Sterilisasi alat seperti pisau, pinset, scalpel, cawan petri, botol kultur kosong, dan botol berisi air steril disterilisasi menggunakan autoklaf dilakukan selama satu jam pada suhu 121o C dan tekanan 17.5 ψ.
Sub Kultur Planlet
Planlet yang sudah steril disub kultur ke dalam media MS0. Tunas dipotong–potong pada masing–masing buku dengan ukuran ± 5 mm kemudian ditanam didalam media MS0. Pada saat penanaman, semua peralatan yang
digunakan disemprot alkohol 70%, sebelum dimasukan ke dalam laminar air flow cabinet
Alat–alat yang digunakan untuk memindahkan eksplan, sebelum digunakan dibakar dahulu sampai panas kemudian didiamkan dulu sampai dingin. Pada setiap botol ditanam 5 eksplan. Inkubasi kultur dilakukan pada ruangan dengan penyinaran ± 650 lux, 16 jam/hari dan suhu ± 23o
C. Setelah 4 MST planlet yang dihasilkan dijadikan sumber propagul.

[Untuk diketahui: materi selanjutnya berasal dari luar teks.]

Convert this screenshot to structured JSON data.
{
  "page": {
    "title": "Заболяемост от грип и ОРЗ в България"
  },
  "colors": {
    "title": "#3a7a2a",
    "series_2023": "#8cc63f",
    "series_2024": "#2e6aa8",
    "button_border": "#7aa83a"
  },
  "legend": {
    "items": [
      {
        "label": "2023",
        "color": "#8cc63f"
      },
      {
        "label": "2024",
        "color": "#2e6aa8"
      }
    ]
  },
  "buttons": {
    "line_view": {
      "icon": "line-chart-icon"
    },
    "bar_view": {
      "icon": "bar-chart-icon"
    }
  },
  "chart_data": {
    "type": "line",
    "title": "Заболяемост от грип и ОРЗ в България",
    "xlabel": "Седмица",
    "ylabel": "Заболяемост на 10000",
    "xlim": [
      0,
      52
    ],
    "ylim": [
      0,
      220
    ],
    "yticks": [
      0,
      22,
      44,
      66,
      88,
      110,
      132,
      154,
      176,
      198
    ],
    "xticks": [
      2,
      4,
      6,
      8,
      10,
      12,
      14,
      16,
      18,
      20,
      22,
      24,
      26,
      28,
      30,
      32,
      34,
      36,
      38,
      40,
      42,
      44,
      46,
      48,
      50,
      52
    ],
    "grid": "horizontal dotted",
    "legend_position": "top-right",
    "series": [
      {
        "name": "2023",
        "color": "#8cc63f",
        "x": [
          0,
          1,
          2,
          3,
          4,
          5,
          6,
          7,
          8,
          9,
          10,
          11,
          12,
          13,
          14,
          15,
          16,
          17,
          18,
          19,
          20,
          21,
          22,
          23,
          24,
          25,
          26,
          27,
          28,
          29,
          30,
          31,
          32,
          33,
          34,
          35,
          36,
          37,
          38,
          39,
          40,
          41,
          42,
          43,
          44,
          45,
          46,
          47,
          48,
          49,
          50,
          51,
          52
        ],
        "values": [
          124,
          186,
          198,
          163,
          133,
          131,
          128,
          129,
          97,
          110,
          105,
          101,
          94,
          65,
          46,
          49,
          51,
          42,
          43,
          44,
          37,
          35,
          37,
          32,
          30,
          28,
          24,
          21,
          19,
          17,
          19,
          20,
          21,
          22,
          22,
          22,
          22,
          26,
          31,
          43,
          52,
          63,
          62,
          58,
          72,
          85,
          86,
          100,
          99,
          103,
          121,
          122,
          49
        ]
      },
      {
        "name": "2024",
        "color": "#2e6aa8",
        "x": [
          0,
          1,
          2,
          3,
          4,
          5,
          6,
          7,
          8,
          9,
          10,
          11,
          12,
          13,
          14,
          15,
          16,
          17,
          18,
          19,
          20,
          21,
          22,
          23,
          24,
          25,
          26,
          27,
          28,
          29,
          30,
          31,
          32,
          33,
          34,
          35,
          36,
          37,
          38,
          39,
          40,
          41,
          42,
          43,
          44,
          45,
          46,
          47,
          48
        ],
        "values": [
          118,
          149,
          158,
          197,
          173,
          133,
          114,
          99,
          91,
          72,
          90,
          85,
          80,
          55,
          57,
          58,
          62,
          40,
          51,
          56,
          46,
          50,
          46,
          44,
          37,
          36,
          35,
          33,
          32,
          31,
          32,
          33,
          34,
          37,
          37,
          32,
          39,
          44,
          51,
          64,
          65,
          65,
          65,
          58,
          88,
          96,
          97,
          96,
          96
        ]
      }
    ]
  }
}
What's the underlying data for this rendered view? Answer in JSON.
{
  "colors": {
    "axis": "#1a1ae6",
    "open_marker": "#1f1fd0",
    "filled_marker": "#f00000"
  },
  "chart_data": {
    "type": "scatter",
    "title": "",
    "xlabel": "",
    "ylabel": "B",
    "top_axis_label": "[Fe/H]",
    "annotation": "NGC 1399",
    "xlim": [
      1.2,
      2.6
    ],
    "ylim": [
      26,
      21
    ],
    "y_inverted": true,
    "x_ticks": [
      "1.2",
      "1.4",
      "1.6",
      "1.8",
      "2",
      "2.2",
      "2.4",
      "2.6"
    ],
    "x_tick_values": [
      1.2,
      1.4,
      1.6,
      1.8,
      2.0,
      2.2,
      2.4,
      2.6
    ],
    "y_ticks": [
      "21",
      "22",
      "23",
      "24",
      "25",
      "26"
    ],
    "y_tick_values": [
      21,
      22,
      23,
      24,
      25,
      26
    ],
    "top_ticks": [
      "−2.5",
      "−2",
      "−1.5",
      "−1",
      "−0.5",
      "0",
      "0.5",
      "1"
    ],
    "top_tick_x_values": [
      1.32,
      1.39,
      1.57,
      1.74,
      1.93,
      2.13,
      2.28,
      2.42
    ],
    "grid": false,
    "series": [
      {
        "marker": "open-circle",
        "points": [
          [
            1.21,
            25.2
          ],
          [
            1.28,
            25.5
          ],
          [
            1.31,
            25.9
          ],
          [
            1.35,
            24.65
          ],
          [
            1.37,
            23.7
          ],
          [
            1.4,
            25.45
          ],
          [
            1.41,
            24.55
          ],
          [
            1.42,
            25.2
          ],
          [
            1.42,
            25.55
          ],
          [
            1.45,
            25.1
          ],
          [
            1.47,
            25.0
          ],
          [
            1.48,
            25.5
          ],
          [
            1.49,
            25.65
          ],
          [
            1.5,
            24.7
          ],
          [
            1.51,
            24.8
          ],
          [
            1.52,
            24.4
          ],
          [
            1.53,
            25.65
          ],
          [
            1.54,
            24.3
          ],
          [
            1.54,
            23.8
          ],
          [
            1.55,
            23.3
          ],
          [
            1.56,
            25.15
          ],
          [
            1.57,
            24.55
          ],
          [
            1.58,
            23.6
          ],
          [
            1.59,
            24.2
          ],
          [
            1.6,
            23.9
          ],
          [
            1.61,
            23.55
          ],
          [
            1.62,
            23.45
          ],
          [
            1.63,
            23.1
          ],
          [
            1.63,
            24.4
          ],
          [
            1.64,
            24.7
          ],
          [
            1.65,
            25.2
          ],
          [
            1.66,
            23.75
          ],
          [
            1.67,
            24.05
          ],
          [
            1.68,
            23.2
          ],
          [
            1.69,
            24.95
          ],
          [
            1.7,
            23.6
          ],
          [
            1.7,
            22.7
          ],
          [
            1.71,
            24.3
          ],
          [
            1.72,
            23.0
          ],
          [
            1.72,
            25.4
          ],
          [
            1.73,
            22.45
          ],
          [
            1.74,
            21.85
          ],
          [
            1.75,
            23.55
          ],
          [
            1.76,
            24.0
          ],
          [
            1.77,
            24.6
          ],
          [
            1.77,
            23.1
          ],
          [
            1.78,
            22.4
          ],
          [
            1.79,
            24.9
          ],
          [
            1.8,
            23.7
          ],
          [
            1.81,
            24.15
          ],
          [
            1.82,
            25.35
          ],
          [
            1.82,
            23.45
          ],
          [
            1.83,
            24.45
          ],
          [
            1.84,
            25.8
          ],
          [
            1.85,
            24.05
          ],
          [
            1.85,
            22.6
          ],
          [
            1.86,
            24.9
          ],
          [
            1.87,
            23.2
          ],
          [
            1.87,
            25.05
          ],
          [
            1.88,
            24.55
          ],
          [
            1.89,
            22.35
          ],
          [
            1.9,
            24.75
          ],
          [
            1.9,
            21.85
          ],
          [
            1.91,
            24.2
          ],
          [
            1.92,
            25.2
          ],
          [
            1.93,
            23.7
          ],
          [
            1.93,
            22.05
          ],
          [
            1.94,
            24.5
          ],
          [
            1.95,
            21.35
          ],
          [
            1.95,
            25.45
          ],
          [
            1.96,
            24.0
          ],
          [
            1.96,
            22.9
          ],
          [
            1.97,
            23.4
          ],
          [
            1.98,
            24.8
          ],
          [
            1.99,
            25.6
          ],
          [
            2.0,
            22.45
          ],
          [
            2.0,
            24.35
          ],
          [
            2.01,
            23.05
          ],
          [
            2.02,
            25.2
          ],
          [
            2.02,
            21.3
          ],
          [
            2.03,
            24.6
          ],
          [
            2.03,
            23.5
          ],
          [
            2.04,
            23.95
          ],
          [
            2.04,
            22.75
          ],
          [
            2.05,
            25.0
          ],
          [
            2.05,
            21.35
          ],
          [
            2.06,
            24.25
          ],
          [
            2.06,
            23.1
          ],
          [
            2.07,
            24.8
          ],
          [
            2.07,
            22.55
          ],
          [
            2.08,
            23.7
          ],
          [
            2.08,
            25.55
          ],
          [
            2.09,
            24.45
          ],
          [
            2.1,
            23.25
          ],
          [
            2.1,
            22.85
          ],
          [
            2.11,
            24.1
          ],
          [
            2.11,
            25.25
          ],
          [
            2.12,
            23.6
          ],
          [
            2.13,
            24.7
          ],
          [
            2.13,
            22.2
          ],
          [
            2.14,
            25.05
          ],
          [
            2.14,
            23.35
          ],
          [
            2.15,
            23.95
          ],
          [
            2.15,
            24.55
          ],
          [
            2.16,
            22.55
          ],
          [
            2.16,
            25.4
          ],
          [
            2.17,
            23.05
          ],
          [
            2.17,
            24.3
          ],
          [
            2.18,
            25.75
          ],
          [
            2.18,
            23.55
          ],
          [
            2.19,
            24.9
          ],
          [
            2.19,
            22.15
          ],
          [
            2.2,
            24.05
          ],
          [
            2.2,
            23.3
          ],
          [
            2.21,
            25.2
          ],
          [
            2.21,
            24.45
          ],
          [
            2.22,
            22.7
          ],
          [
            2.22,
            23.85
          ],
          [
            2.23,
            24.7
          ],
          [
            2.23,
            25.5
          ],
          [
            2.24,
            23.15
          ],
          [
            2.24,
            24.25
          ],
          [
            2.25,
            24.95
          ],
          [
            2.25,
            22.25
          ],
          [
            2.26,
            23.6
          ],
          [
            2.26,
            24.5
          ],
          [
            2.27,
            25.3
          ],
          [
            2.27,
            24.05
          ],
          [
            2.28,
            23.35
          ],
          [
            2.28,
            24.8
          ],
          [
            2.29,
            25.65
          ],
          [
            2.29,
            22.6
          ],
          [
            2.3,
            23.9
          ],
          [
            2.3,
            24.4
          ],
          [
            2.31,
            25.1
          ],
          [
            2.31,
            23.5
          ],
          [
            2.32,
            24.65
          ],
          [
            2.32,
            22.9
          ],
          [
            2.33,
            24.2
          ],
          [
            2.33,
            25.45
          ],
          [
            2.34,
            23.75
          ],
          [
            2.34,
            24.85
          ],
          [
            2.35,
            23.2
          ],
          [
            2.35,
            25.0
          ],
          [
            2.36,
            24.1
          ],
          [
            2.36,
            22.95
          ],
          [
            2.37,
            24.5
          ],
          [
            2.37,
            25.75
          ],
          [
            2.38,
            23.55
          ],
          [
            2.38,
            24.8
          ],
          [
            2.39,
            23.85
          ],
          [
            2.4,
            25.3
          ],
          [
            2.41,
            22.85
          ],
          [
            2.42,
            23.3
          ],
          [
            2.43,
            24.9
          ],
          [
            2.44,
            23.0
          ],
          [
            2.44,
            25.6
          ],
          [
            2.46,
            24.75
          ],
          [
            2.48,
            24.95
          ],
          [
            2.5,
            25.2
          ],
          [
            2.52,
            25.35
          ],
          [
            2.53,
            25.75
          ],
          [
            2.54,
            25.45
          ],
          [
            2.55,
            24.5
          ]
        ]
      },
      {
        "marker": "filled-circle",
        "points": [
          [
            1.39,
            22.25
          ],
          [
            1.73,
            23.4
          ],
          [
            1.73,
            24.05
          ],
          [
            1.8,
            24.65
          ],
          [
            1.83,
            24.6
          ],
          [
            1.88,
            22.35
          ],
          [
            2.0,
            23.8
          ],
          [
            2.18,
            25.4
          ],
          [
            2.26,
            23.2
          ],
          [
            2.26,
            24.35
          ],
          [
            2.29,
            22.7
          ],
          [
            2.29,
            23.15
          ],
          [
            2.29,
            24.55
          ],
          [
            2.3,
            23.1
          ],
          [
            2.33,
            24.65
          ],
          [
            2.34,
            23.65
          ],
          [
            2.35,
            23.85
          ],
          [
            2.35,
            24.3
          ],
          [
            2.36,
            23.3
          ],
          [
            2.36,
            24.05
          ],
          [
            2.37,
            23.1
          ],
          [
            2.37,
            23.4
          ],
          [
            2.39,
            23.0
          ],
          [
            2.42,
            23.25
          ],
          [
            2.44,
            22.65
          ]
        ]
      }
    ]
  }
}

Pembuatan Larutan Kolkisin
Sebelum dibuat larutan dengan konsentrasi 0.02, 0.04 dan 0.06%, terlebih dahulu dibuat larutan stok dengan konsentrasi 2% (1 g/50ml aquabides steril). Pembuatan larutan kolkisin dilakukan di dalam laminar air flow cabinet. Pada saat kolkisin dibuka blower dimatikan sejenak, lalu kolkisin dimasukan ke dalam aquabidest steril. Setelah botol berisi kolkisin ditutup blower dinyalakan kembali, kemudian larutan dikocok hingga larut. Larutan disterilkan dengan menggunakan microfilter. Pada waktu membuat larutan stok kolkisin digunakan juga alat pengaman seperti sarung tangan karet dan masker khusus dengan filter udara. Larutan kolkisin yang sudah jadi ditempatkan dalam labu erlenmeyer tertutup dan disimpan pada suhu 4 ˚C
Pembuatan larutan perlakuan dilakukan dengan menggunakan teknik pengenceran. Pembuatan 100 ml larutan konsentrasi 0.02% dilakukan dengan memipet larutan stok kolkisin sebanyak 1 ml, kemudian dimasukan ke dalam botol yang berisi 99 ml aquades steril. Larutan tadi dikocok hingga larut sempurna. Pembuatan 100 ml larutan konsentrasi 0.04% dilakukan dengan memipet larutan stok kolkisin sebanyak 2 ml, kemudian dimasukan ke dalam botol yang berisi 98 ml aquades steril. Larutan kolkisin 0.06 % dilakukan dengan memipet larutan stok kolkisin sebanyak 3 ml, kemudian dimasukan ke dalam botol yang berisi 97 ml aquades steril. Sebagai kontrol digunakan air steril.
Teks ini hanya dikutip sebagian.